Ce compte rendu vise la compréhension du territoire où se déploie le polar et, par le fait même, tente de cerner la nature particulière de cette tendance littéraire. J’essaierai d’être fidèle aux propos de Guérif, mais je ne pourrai pas rendre justice au caractère plaisant du livre : il s’agit d’une quinzaine d’entretiens entre François Guérif et Philippe Blanchet. Une amicale conversation et une réflexion détendue, avec une ligne directrice, mais à bâtons rompus, avec des anecdotes savoureuses, des développements imprévus, des élans de colère ou de tendresse. Guérif a son caractère : ses amours et ses antipathies ne passent pas inaperçues; il n’hésite pas à contredire parfois son intervieweur. Et celui-ci, Philippe Blanchet, ne se contente pas de jouer le rôle d’un faire-valoir : il réalise dans le domaine de la contre-culture, surtout musicale, un travail analogue à celui de Guérif : un combat inlassable contre la culture de masse et une défense énergique des marginaux qui ont quelque chose dans le cœur ou dans le ventre. Il dirige aussi la collection Rivages Rouge (clin d’œil à Guérif et Rivages Noir), où il publie des ouvrages produits dans les années Sixties et Seventies qui réfléchissent sur les rapports entre musique Rock, événements politiques, et événements sociaux comme la consommation de drogues (par exemple : Hippie, Hippie Shake, de Richard Neville). Bref, indépendamment des mines d’or d’informations et d’une iconographie bien choisie, ces Entretiens se lisent avec un grand plaisir à cause précisément de la personnalité et de l’expérience de deux pionniers qui partagent un intérêt commun avec respect mais sans compromis.
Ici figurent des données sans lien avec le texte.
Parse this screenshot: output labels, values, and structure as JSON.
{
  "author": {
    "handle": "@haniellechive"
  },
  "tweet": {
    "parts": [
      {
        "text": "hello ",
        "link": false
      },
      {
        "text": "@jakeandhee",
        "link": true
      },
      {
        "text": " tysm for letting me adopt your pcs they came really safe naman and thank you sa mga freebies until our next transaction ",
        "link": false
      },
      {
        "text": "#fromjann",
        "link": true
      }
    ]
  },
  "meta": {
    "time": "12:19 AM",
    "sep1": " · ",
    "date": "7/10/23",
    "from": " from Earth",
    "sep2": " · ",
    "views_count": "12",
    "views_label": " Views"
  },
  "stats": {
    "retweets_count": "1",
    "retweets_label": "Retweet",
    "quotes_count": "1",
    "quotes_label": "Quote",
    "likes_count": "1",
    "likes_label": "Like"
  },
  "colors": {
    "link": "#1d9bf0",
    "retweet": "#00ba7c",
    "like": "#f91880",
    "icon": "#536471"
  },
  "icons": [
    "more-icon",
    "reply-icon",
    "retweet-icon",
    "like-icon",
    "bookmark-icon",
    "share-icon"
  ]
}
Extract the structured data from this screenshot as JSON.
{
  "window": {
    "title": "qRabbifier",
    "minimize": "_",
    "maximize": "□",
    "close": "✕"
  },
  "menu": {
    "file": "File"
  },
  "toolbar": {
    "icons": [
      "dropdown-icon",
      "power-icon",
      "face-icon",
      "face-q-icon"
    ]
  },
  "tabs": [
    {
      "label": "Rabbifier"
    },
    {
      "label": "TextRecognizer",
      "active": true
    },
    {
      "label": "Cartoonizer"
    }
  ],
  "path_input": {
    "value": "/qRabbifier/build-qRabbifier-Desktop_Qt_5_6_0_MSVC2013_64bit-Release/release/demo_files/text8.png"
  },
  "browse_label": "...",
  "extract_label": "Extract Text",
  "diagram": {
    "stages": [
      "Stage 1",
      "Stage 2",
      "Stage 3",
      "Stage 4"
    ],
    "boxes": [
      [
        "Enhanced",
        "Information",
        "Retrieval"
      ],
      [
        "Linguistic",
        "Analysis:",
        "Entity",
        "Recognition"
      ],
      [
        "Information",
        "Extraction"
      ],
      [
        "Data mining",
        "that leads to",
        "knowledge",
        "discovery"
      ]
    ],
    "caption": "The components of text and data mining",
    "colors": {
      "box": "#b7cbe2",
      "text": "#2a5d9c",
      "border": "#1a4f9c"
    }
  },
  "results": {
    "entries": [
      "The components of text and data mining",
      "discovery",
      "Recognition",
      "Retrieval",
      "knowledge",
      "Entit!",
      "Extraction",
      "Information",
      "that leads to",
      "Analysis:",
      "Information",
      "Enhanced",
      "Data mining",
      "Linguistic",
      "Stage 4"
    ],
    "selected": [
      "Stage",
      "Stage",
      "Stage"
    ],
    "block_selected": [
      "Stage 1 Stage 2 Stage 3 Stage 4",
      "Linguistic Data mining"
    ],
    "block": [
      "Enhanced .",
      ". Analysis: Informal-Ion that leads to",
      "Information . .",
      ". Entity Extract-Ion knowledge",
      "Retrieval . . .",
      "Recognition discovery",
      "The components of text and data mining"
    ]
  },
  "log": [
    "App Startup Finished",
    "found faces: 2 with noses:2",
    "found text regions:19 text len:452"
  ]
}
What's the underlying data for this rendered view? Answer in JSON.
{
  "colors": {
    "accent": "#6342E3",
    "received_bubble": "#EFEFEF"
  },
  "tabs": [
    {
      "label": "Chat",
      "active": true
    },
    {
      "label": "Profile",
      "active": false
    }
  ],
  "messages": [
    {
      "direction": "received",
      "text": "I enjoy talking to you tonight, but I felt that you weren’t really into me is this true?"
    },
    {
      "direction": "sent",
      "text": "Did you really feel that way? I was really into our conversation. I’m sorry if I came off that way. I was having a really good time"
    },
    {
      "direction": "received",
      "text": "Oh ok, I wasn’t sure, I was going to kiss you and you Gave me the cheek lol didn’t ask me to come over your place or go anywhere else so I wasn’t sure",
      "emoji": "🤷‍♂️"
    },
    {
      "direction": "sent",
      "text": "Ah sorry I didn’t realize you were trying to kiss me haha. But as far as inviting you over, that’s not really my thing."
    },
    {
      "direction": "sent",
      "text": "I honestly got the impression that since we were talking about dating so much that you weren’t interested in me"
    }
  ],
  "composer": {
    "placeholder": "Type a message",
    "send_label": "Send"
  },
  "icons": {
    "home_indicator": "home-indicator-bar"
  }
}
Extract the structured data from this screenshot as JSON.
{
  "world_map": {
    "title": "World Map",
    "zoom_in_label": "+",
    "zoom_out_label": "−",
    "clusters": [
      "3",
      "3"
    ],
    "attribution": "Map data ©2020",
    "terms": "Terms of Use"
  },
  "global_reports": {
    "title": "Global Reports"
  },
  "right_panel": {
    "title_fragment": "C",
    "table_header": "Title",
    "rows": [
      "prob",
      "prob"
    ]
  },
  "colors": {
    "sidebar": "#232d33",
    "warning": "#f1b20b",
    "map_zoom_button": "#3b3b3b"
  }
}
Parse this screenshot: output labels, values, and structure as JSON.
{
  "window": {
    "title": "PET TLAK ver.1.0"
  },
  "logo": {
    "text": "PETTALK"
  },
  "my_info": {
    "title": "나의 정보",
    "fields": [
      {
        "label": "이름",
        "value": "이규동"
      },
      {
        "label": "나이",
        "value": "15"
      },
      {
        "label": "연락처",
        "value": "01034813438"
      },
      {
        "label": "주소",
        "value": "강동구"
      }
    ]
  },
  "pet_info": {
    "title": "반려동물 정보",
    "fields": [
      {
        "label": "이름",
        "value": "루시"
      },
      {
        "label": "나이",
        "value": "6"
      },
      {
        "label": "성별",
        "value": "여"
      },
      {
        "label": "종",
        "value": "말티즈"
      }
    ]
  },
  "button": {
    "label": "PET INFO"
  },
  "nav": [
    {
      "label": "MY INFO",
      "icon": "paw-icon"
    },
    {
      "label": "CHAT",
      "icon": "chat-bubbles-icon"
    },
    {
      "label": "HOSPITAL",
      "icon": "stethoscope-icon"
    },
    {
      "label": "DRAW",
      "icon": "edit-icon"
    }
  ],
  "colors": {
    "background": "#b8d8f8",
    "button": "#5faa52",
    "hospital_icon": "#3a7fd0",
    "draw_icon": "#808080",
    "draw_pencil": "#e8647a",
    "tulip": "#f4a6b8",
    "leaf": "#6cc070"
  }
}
Dans sa prime jeunesse, Guérif parcourt les Signes de piste, L’Ile aux trésors de Stevenson et Le Mystère de la chambre jaune de Leroux, mais un auteur les dépasse d’une tête c’est Conan Doyle (intrigues vraisemblables et début de procédés scientifiques en criminologie). Holmes, Poirot, Nero Wolfe caractérisent une première période riche du roman policier, le roman à énigmes. Dans ces romans, c’est un détective privé brillant qui rassure le lecteur en perçant à jour les ruses du criminel. Le polar britannique excelle dans ce domaine. En France, Série Noire et Le Masque publient plusieurs polars de ce genre.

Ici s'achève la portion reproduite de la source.